DENEZ PRIGENT

Après son aventure électro, Denez Prigent réalise avec son nouvel opus, Sarac’h - le bruissement du vent dans les feuillages -, un album de rencontres entre instruments bretons et ceux venus d’Orient dans lequel il a convié cinq femmes venues d’horizons variés (Australie, Laponie, Bulgarie, Ecosse et Bretagne). Un retour aux sources du chant.

Un barde bucolique

Après son aventure électro, Denez Prigent réalise avec son nouvel opus, Sarac’h - le bruissement du vent dans les feuillages -, un album de rencontres entre instruments bretons et ceux venus d’Orient dans lequel il a convié cinq femmes venues d’horizons variés (Australie, Laponie, Bulgarie, Ecosse et Bretagne). Un retour aux sources du chant.

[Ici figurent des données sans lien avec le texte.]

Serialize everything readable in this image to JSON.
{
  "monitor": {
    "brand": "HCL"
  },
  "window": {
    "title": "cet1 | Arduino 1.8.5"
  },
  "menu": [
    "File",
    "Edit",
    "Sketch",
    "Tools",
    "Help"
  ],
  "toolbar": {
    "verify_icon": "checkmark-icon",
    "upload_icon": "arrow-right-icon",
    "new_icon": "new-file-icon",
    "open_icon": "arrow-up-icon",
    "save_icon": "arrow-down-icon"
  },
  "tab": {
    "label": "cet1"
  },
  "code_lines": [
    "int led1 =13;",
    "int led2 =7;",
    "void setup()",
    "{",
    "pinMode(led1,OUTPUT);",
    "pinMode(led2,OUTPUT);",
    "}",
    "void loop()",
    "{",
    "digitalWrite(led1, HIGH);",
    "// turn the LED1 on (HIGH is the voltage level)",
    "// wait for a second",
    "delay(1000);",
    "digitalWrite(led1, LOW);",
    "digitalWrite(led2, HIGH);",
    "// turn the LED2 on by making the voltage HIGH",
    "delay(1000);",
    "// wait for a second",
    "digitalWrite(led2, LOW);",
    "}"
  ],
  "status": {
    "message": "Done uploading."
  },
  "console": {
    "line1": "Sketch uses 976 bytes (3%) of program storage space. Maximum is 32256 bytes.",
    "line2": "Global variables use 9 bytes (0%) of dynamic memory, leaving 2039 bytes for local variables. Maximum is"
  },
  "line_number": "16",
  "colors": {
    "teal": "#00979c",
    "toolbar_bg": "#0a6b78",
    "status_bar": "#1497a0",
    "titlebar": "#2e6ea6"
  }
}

Vous considérez-vous comme un chanteur breton ?
Tout d’abord, je ne me qualifie pas comme un chanteur breton, je suis un chanteur de chants, je n’ai pas à justifier ma langue, ni mon origine. Ma langue, c’est le breton, mon chant, c’est la gwerz ou le kan an diz kan. Si j’avais été kabyle, berbère ou tibétain, j’aurais eu exactement la même démarche. Plutôt que chanteur de chansons, je me sens chanteur de chants. Le chant parle plus de la communauté ; il aborde des thèmes plus universels que la chanson. Dans la chanson, on parle plus de soi. La gwerz est un chant qui aborde les grands thèmes, notamment celui de la mort qui est omniprésent. Il devient bien souvent un prétexte pour exorciser des tensions ou des peurs plus profondes.

Vous êtes plus Transmusicales, où vous allez à nouveau vous produire pour le 25ème anniversaire, ou Stade de France, où vous étiez ce printemps à l’occasion de la seconde Nuit celtique ?
J’aime bien tous les paris. Sur scène, ma philosophie, comme celle des musiciens qui m’accompagnent depuis des années, est de donner un maximum aux spectateurs. Je suis toujours admiratif envers ce public qui vient nous voir dans un monde qui ne s’y prête plus guère : ils font garder leurs enfants, le chien, il faut garer sa voiture, ils attendent parfois une heure avant que cela commence. C’est pour cela que quand nous sommes sur scène, on est là pour donner, pas pour prendre. Aussi que je sois sur scène au Stade de France devant 65.000 spectateurs ou aux Transmusicales, où j’ai débuté devant 400 personnes, je me dois d’être à 130 %.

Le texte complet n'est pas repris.